Kıbrıs’la ilgili gelişmeler merhum Denktaş’ın 1960 çözüm şekli hakkında “endişe” duymakta ne kadar haklı olduğunu ortaya koymuş bulunmaktadır.
Denktaş Kıbrıs Türk halkının Rum-Yunan ikilisinin “enosis” emelleri hakkında uyanık tutulmasının sağlanmasına; Ada’daki Türk varlığını yok etme niyet ve teşebbüsleri karşısında dayanışma içinde azimle direnme gücü göstermesinin şartlarının yaratılmasına hayatî önem atfetmiştir.

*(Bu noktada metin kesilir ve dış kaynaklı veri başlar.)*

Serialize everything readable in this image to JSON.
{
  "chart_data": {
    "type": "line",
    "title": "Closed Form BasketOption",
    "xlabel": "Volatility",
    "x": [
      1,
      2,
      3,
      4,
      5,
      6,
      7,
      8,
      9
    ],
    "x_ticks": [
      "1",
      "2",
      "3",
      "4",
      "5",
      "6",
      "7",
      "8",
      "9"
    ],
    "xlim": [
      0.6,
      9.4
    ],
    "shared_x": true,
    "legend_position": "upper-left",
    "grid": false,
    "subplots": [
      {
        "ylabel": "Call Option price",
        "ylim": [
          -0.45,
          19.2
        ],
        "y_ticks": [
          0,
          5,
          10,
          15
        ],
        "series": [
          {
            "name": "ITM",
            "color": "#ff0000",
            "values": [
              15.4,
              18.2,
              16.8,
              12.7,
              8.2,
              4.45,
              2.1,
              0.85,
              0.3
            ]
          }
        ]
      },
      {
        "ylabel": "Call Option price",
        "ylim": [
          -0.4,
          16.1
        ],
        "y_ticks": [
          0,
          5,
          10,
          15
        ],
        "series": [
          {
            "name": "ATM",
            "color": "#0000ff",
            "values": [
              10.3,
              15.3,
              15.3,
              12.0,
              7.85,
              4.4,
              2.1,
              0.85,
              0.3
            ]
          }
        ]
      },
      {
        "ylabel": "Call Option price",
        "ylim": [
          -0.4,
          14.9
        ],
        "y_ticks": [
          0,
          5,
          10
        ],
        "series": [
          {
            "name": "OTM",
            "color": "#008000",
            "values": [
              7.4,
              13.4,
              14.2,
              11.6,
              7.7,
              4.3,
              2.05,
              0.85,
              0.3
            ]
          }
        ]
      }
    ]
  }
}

Önce Dr. Fazıl Küçük ve sonra Rauf Denktaş Kıbrıs Türk halkının öz menfaatlerinin anavatan Türkiye’nin menfaatleriyle bir ve bütün olduğuna inanmış ve bu inancını söyleyerek, yazarak sık sık dile getirmişlerdir.
Rauf Denktaş, bir taraftan uluslararası toplum önünde halkının öz çıkarlarını koruyup kollarken, diğer taraftan da Kıbrıs adasının “ana vatanım” dediği Türkiye için stratejik öneminin idraki içinde olmuştur. Kıbrıs Millî Davası’nın aynı zamanda Türkiye’nin Ege’den sonra Doğu Akdeniz’de de kuşatılmasının önlenmesi davası olduğunun bilinci içinde hareket etmiştir.
Rauf Denktaş, Rumların ve Yunanların ve onları destekleyen uluslararası çevrelerin Ada’da basit bir azınlık olarak gördüğü Kıbrıs Türk halkını kendi bağımsız ve egemen Devleti’ne, Kuzey Kıbrıs Türk Cumhuriyeti’ne kavuşturmuştur. Devleti’nin güçlendirilerek yaşatılması için ömrünün sonuna kadar çaba sarfetmiştir.
O’nun Millî Kıbrıs Davamız hakkında söylediklerinin, yazdıklarının KKTC okullarında ders kitabı olarak okutulmasının, gelecek nesillerin bilinçlendirilmesi için fayda gördüğümüzü belirtmek isterim.
Millî Kahraman Rauf Denktaş’ın aziz hatırası önünde saygıyla eğiliyoruz. Ruhu şad olsun!